The development of the first National Health plan represented an unprecedented combination of actions. The face that the Ministry of Health assumed full responsibility for individual and collective health promotion, implied that if it was effective, the demands for outpatient visits and hospital beds in the Social Security Institute would be significantly decreased. The decrease in pediatric beds in the last 15 years is the best evidence of the achievement of the program of primary health care. The pediatric beds are now barely two- thirds of those required in 1974, although the child population has doubled (Table 3). The Social Security Institute could not depend on curative medicine alone, because to do so would encourage more hospitalizations or consultations.

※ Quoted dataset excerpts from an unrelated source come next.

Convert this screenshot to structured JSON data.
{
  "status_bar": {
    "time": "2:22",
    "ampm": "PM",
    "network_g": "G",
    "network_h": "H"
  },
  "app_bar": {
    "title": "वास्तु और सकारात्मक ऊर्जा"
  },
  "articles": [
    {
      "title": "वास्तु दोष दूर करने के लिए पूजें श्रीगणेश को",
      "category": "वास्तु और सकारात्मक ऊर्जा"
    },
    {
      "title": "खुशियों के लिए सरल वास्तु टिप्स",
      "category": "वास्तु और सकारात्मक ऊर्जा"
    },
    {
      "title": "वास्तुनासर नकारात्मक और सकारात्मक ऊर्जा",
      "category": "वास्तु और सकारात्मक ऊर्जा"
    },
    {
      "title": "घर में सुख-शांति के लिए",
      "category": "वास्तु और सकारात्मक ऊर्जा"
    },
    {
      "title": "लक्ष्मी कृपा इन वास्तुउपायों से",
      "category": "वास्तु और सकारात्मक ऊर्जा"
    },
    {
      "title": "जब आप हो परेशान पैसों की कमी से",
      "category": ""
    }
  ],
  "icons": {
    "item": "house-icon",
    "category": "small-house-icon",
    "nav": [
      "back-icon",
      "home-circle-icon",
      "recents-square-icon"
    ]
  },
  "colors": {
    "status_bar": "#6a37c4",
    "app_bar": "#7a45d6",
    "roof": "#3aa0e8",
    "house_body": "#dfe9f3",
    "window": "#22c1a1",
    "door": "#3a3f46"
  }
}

Therefore, there are some programs that include both the curative and the preventive approach. An example is family planning, which is addressed in preventive as well as curative women's health programs and which cannot be seen as an isolated event that has no relationship with physiologic or pathologic problems. For this reason, a duplication of efforts has occurred throughout time in preventive and curative services. This tendency becomes stronger when services are decentralized and integrated into the communities. The strategy of developing local health services, is par excellence an integrative one. The Institute strongly encouraged this process, although at this time, furnishing health services through two institutions resulted in unnecessary duplication and cost. It is important to redefine as soon as possible the role of the Ministry of Health as the institution that determines coordinates actions, and evaluates results at the same time that the Social Security Institute implements all preventive and curative actions.

Finally, all these processes, and in particular those events that have occurred during the last 20 years, have been taking place with minimum legal changes. Therefore, it has become necessary to review the legal framework and make the wholesale changes that are required to improve the structure and function of the health care system. Without appropriate changes the exceptional process that has been developed in Costa Rica, will begin to deteriorate. It is important that the Social Security Institute not only eliminate negative factors that are becoming stronger, but also thee it allow the participation of organizations that have been excluded.